Huntington's disease (HD) is a progressive and fatal neurological disorder caused by an expanded CAG repeat in the gene coding for the protein, huntingtin. There is no clinically proven treatment for HD. Although the exact cause of neuronal death in HD remains unknown, it has been postulated that the abnormal aggregation of the mutant huntingtin protein may cause toxic effects in neurons, leading to a cascade of pathogenic mechanisms associated with transcriptional dysfunction, oxidative stress, mitochondrial alterations, apoptosis, bioenergetic defects and subsequent excitotoxicity. Understanding how these processes interrelate has become important in identifying a pharmacotherapy in HD and in the design of clinical trials. A number of drug compounds that separately target these mechanisms have significantly improved the clinical and neuropathological phenotype of HD transgenic mice and, as such, are immediate candidates for human clinical trials in HD patients. These compounds are discussed herein.

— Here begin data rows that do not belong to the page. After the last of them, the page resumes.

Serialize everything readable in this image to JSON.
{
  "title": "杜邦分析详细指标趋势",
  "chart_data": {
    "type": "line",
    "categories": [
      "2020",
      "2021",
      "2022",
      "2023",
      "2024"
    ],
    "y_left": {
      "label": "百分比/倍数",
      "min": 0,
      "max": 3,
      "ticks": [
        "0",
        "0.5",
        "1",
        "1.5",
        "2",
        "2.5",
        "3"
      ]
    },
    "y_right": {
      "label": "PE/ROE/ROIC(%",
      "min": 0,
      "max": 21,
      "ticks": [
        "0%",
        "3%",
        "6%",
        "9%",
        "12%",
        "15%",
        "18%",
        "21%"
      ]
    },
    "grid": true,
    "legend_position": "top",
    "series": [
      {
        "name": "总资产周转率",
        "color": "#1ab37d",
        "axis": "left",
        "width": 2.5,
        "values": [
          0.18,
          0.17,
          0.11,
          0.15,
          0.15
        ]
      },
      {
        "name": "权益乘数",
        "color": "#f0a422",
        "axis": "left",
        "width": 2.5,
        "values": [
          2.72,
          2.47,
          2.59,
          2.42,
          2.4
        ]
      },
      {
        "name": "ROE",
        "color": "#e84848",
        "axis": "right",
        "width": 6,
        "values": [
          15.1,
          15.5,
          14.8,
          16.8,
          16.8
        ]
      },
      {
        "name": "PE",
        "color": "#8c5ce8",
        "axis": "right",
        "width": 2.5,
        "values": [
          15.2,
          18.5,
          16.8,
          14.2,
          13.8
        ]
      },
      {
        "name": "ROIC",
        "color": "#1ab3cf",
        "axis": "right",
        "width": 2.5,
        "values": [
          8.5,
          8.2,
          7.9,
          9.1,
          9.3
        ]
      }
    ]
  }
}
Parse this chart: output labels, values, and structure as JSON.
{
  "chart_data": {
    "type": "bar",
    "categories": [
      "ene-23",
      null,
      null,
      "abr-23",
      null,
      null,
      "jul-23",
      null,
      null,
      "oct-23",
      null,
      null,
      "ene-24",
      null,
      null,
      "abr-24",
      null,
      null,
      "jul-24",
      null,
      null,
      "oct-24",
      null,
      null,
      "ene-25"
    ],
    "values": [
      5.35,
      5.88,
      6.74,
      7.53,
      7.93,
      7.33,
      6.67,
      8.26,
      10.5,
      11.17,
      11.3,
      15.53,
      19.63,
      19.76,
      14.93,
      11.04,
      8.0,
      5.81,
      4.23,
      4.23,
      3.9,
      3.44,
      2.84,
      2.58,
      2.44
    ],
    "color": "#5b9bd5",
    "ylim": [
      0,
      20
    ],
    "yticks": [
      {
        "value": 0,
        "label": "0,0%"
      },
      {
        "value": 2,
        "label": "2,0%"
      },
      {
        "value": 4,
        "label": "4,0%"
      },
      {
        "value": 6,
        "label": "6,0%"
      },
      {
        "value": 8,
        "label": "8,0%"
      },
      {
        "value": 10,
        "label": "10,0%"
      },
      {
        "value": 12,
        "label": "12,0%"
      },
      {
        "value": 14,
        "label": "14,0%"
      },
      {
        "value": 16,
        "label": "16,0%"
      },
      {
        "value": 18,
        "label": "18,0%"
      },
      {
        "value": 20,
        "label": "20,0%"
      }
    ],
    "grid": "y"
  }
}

亨廷顿舞蹈症(HD)是一种进行性致命性神经疾病,由编码亨廷顿蛋白的基因中CAG重复序列扩增所致。目前尚无经临床验证的HD治疗方法。尽管HD中神经元死亡的确切原因尚不清楚,但据推测,突变型亨廷顿蛋白的异常聚集可能会对神经元产生毒性作用,导致一系列与转录功能障碍、氧化应激、线粒体改变、细胞凋亡、生物能量缺陷及随后的兴奋性毒性相关的致病机制。了解这些过程如何相互关联,对于确定HD的药物治疗方法以及设计临床试验变得至关重要。一些分别针对这些机制的药物化合物已显著改善了HD转基因小鼠的临床和神经病理学表型,因此,它们是HD患者人类临床试验的直接候选药物。本文将对这些化合物进行讨论。